| I like functions as first-class values and closures. If they weren't present, I might well have bailed months ago. :) And from various experiences doing OO with other languages, I can kindof buy that Go interfaces are often 80% of what you want. Most of what I've been working on is a Rest API. Here's an example of a problem that felt like it should be something for which I'd be able to write an abstraction to deal with, but turned out to be challenging, at least as a n00b: https://groups.google.com/forum/#!topic/golang-nuts/JhsiiGHQ... (Incidentally, though I moved past my then really poor understanding of Go interfaces, I wasn't able to apply the respondent's answer or my new general knowledge to achieve the abstraction I was looking for, and settled for just grinding out the same code for the dozen entities/endpoints it applied to.) Concurrency: I suspect there's a bit that's hidden in some libraries we're using, and we may yet need to write our own code for some API requests that get processed offline, but I haven't had to explicitly write code for it yet.

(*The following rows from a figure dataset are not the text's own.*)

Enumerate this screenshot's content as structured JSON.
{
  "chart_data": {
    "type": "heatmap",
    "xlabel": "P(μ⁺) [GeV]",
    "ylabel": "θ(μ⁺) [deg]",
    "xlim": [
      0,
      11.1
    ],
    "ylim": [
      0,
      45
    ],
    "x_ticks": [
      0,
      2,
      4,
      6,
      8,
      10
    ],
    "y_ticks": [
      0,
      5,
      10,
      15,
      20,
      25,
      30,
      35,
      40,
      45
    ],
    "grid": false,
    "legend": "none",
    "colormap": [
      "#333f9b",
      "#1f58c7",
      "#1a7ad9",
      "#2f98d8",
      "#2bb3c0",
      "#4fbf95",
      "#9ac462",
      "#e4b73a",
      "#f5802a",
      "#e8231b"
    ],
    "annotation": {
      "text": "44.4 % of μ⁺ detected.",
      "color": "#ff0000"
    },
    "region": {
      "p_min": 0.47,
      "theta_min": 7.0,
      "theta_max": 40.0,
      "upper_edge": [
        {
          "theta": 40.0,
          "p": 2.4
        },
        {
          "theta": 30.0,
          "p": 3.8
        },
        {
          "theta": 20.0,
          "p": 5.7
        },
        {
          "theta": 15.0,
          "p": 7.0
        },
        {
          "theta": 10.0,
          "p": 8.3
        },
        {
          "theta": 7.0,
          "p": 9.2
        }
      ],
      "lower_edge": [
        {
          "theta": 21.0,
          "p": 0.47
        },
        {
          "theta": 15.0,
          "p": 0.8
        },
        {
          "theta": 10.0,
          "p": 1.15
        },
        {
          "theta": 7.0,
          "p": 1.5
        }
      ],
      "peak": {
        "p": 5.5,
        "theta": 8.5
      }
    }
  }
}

If you can think of a specific exercise that might serve to illustrate Go's outstanding concurrency strengths, I'd be interested to try it and compare efforts to another language or two. |
I definitely can't deny that using interfaces instead of regular OO classes takes some getting used to.
Though I don't understand why you had to grind out duplicate code for all the entities / endpoints though. I hacked up things a bit to get it to run on the playground, but as Jesse McNelis wrote, just passing the pointer to foo worked for the code you wrote.